As the years have gone by, I've become more and more steadfast that the answer to that question is and must be an art and not a science. Of course, it must always be rooted in practicality, the actual context of the code around it and where the code/business was in the past and where it will be in the future.
But just as importantly, some of it must be based around beliefs in the face of imperfect information about what you want to invest in for the sake of the technology, the team that develops it, and the business that relies on it. It could be that for your team, your values make it make sense to go a little bit further than "good enough" on normalizing your data modeling, because the way you like to run your business requires that normal form to do the analytics and make decisions productively. It could be that for your team, your values make it make sense to go a little bit further than "good enough" on splitting service boundaries and ensuring clean queues and message passing infrastructure, because you have seasonal spikes where you need to scale up to a ton of load and then scale down after without constantly doing a song and dance or pre-provisioning fragile infrastructure.
But the most common thread there is - art, not a science. Every single decision depends on YOUR team, YOUR business, YOUR needs - and like any art, there is no universal rule or discovery or best practice in the industry that will magically work for your needs without working through the details of whether it appropriately fits your situation or not.
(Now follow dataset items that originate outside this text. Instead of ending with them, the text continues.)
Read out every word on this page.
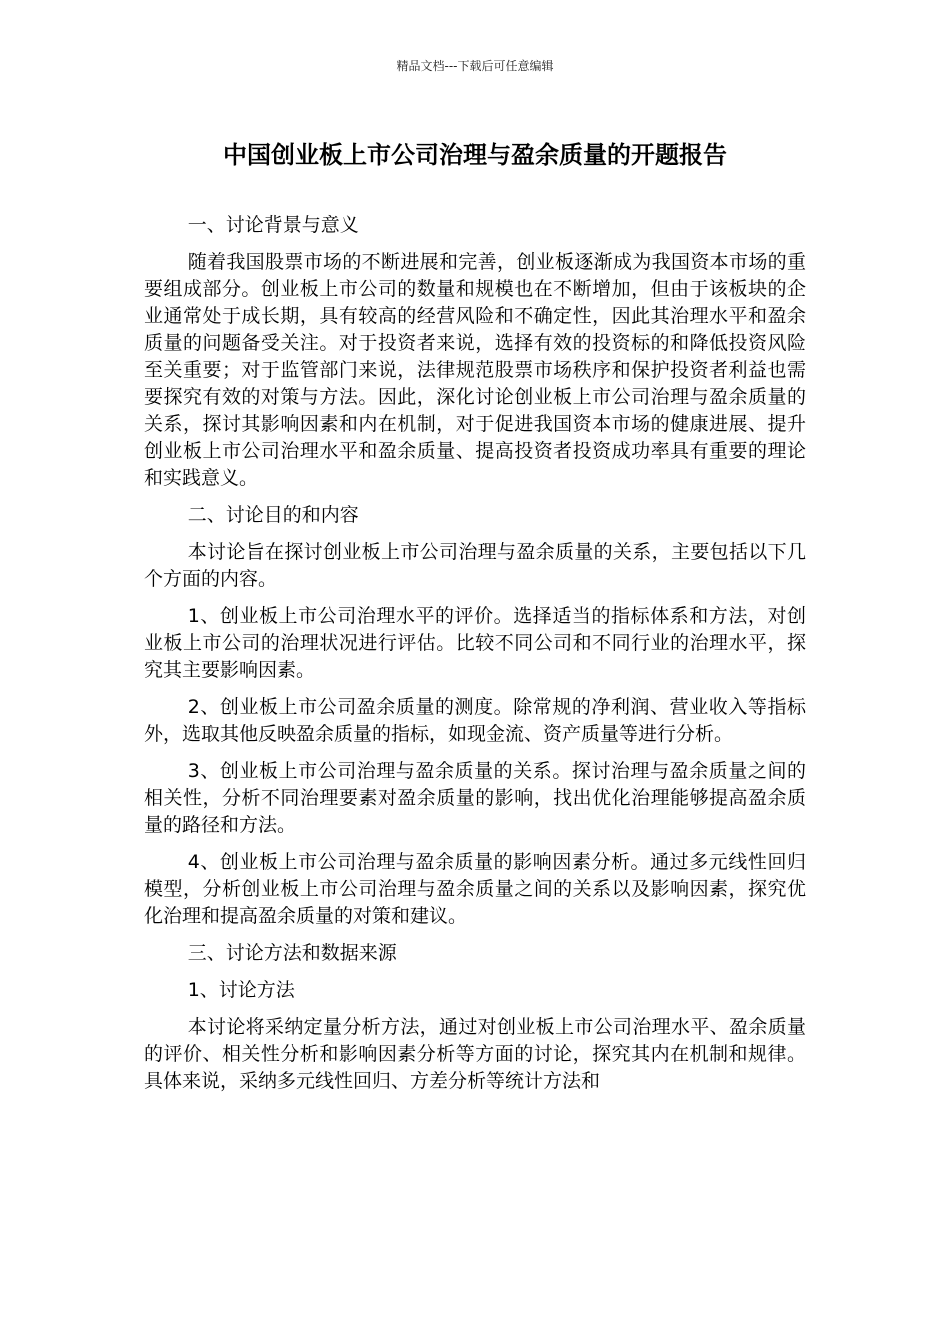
精品文档---下载后可任意编辑
中国创业板上市公司治理与盈余质量的开题报告

一、讨论背景与意义

随着我国股票市场的不断进展和完善，创业板逐渐成为我国资本市场的重要组成部分。创业板上市公司的数量和规模也在不断增加，但由于该板块的企业通常处于成长期，具有较高的经营风险和不确定性，因此其治理水平和盈余质量的问题备受关注。对于投资者来说，选择有效的投资标的和降低投资风险至关重要；对于监管部门来说，法律规范股票市场秩序和保护投资者利益也需要探究有效的对策与方法。因此，深化讨论创业板上市公司治理与盈余质量的关系，探讨其影响因素和内在机制，对于促进我国资本市场的健康进展、提升创业板上市公司治理水平和盈余质量、提高投资者投资成功率具有重要的理论和实践意义。

二、讨论目的和内容

本讨论旨在探讨创业板上市公司治理与盈余质量的关系，主要包括以下几个方面的内容。

1、创业板上市公司治理水平的评价。选择适当的指标体系和方法，对创业板上市公司的治理状况进行评估。比较不同公司和不同行业的治理水平，探究其主要影响因素。

2、创业板上市公司盈余质量的测度。除常规的净利润、营业收入等指标外，选取其他反映盈余质量的指标，如现金流、资产质量等进行分析。

3、创业板上市公司治理与盈余质量的关系。探讨治理与盈余质量之间的相关性，分析不同治理要素对盈余质量的影响，找出优化治理能够提高盈余质量的路径和方法。

4、创业板上市公司治理与盈余质量的影响因素分析。通过多元线性回归模型，分析创业板上市公司治理与盈余质量之间的关系以及影响因素，探究优化治理和提高盈余质量的对策和建议。

三、讨论方法和数据来源

1、讨论方法

本讨论将采纳定量分析方法，通过对创业板上市公司治理水平、盈余质量的评价、相关性分析和影响因素分析等方面的讨论，探究其内在机制和规律。具体来说，采纳多元线性回归、方差分析等统计方法和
So with that said - I can't really agree with you. At any place I've ever worked with a competent team, maintaining duplicate code is just not that hard and follows the same process for being dealt with. Built a robust test suite that encodes the actual differences and the shared structure. Pull out the pieces that have a good reason to be abstracted and redesign the pieces that encode the true differential structure in a way that is intuitive. Lather rinse repeat. It's always straightforward because it's known - by the time you are doing this process, you've had tons of repetitions and data on what is driving you to develop the abstraction, so when you make the decision, you are making it empirically.
Conversely, I have seen many otherwise competent teams slowed to a halt with premature abstraction. Frameworks that were well intended and reduced duplication, but encoded coupling between components that at a certain point in the businesses progression, fought with reality rather than aided, and all because they were frozen into place before anyone empirically had really clear data about whether the abstraction would be worth it long term. Well intended "clean code" refactors that were meant to solve the old "bad duplication" but instead created a far more difficult to reason about "abstracted base" of code that didn't really solve any of the domain modeling problems and was just as difficult to maintain without introducing buggy behaviors (if not more so) than before.
The biggest problem is that premature abstraction is sexy and fun. There are incentives and dopamine hits from doing it extraneously. But fixing legacy duplication is not fun. And so when it gets done, it tends to get done in a pragmatic way to relieve pain rather than to elicit pleasure. That, I believe is one of the biggest confounding sociological aspects of this whole discussion.
But in one of the scenarios I mention earlier, I earned a chunk of money once fixing an issue that emerged in a subcontractor's four or five line duplication that had ended up rippled through a long-lived codebase. A ground truth (MySQL version) changed, and the pattern broke everywhere, including places where it had evolved.
So I tend towards thinking, yes, any three-line pattern that is likely to appear everywhere should, perhaps, be centralised.
It's certainly worthy of serious consideration. Usually pretty easy to maintain the surface of such an abstraction.